Nessuna classica del 2011 è stata vinta dai nostri ciclisti. Le buone prove di Nibali alla Vuelta e di Basso al Tour non possono nascondere la realtà della crisi. Mentre altri Paesi...

16/10/2011
Vincenzo Nibali.
Vincenzo Nibali.

Uno svizzero, Oliver Zaugg, ha vinto abbastanza a sorpresa il Giro di Lombardia, ultima grande corsa della stagione 2011 in cui nessun ciclista italiano ha colto un grande traguardo (diciamo delle classiche di un giorno, cioè,  e delle massime prove a tappe). Vincenzo Nibali, in fuga per 38 chilometri nel finale, ci ha lasciato credere di potercela fare, poi ha ceduto.
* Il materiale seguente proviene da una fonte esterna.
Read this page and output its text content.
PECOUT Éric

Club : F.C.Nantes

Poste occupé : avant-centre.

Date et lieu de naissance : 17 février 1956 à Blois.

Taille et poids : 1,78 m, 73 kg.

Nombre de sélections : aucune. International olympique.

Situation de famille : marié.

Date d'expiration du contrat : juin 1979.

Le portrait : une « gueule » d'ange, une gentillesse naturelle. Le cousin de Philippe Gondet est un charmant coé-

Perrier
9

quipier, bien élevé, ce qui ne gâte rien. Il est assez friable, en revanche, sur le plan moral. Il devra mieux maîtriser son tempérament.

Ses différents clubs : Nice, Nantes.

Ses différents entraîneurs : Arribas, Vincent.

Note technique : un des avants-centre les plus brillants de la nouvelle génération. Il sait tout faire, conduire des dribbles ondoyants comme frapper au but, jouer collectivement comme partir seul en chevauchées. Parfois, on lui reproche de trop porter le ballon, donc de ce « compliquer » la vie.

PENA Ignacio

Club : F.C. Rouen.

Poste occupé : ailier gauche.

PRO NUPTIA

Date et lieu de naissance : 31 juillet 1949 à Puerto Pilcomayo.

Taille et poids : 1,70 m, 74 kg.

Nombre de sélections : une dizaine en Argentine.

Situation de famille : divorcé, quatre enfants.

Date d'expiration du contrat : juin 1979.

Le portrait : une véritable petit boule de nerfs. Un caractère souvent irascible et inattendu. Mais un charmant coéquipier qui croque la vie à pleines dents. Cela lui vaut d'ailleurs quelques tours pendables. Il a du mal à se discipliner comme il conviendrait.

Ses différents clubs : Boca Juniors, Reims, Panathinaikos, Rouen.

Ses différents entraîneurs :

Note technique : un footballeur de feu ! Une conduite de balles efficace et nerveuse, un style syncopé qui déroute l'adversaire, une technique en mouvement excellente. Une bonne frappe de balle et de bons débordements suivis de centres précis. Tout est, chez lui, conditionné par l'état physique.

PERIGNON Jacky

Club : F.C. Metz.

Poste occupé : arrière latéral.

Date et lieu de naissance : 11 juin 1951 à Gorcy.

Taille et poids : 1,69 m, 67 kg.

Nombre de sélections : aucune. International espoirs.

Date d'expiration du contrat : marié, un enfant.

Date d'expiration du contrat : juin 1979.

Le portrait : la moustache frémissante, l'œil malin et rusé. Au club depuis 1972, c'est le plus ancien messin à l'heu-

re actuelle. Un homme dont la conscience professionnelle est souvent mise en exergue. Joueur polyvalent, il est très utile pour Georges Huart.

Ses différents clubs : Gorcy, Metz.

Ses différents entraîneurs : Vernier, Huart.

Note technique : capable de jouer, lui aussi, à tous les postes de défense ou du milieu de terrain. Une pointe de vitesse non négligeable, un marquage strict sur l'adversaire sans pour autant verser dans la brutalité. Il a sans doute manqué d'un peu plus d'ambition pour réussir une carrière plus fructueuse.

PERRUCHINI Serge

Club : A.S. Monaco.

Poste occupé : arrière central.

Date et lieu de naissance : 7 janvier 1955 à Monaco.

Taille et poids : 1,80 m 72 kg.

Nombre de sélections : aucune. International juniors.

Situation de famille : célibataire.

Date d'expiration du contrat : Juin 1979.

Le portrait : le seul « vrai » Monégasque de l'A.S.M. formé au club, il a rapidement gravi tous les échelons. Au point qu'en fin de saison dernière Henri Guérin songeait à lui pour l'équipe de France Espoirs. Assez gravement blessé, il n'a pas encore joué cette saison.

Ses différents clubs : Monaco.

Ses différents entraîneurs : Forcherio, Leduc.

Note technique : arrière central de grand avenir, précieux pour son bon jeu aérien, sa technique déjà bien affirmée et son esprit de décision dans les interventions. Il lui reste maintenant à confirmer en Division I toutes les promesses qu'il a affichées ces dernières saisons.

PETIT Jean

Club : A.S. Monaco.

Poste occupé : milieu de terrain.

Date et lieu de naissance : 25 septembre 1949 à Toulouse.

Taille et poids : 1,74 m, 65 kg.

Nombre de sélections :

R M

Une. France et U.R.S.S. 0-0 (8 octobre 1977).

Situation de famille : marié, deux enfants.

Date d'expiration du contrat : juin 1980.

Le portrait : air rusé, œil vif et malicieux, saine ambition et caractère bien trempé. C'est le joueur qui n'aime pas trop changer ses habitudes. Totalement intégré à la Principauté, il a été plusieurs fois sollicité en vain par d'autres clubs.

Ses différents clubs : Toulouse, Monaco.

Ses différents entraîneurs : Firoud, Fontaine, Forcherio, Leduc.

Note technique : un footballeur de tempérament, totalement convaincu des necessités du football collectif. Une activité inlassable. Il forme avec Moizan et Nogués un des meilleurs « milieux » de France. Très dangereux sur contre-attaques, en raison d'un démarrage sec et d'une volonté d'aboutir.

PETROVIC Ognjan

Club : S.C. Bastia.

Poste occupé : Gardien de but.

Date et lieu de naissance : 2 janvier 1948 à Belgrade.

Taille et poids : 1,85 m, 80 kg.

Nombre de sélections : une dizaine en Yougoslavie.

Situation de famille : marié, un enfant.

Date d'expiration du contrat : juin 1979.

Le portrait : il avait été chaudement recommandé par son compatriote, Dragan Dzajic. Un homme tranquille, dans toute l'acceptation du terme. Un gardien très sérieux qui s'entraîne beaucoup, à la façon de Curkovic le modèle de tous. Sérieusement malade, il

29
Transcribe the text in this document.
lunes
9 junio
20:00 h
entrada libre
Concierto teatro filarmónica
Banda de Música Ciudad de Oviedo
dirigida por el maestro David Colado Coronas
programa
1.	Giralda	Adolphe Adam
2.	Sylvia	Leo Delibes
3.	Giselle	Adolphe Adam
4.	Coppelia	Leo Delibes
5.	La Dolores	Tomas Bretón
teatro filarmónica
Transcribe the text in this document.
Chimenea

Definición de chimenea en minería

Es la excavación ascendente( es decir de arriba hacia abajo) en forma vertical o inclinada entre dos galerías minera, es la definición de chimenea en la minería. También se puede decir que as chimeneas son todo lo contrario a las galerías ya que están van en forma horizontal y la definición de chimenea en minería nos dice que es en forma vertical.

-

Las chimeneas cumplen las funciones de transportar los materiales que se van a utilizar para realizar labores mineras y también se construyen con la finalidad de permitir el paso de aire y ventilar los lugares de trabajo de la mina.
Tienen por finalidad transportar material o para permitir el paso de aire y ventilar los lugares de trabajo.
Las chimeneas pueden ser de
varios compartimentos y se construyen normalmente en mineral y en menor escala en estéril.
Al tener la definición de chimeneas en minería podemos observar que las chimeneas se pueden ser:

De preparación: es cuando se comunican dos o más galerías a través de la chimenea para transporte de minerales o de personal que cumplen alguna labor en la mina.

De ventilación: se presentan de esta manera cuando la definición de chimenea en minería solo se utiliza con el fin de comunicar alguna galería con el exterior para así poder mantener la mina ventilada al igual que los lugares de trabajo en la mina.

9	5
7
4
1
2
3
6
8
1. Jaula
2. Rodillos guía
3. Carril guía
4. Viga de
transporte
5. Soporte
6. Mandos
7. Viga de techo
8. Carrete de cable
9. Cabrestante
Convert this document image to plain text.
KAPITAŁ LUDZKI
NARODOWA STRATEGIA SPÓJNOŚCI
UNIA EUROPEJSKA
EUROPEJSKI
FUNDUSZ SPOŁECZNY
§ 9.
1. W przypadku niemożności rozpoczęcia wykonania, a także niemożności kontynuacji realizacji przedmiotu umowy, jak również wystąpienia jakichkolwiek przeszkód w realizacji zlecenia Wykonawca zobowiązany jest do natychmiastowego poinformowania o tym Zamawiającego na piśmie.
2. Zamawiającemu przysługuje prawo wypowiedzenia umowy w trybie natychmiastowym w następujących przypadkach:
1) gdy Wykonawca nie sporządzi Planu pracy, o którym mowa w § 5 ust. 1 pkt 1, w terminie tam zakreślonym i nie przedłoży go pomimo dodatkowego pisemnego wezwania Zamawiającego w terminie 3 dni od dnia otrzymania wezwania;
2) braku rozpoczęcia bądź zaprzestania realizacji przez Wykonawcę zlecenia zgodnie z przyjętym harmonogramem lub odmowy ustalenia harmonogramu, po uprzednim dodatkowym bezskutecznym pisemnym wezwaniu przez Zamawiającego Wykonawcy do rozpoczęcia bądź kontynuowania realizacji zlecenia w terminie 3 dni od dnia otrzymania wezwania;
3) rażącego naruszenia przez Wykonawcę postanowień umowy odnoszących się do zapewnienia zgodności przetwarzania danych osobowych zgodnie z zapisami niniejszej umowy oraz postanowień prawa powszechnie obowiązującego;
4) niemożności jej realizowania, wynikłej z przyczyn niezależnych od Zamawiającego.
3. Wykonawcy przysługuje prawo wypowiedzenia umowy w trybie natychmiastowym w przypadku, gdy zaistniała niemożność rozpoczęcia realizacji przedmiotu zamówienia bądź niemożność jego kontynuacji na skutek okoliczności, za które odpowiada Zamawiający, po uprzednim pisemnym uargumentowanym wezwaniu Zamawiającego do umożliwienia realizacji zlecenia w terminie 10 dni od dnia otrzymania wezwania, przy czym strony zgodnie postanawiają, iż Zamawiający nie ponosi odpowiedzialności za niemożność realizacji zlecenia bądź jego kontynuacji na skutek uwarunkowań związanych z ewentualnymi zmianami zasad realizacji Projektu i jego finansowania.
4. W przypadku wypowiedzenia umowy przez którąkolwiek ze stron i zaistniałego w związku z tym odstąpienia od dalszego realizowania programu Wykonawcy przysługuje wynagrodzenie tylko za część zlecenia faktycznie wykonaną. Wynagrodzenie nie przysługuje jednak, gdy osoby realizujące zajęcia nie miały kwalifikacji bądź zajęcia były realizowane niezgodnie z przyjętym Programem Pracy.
     L’ultimo grande traguardo di un italiano nelle prove di un giorno è stato proprio il Lombardia di Damiano Cunego, però nell’ormai lontano 2008, mentre per le prove a tappe c’è stato il bel 2010 di Ivan Basso al Giro e di Nibali  alla Vuelta, cioè al Giro di Spagna. E’ un po’ come nella cosiddetta grande economia: c’è la crisi generale e c’è quella italiana. Stanno tutti male, almeno quelli del gran ciclismo tradizionale, ma noi temiamo di stare peggio di tanti altri, e pare proprio che sia vero, anche se siamo incerti sul perché. 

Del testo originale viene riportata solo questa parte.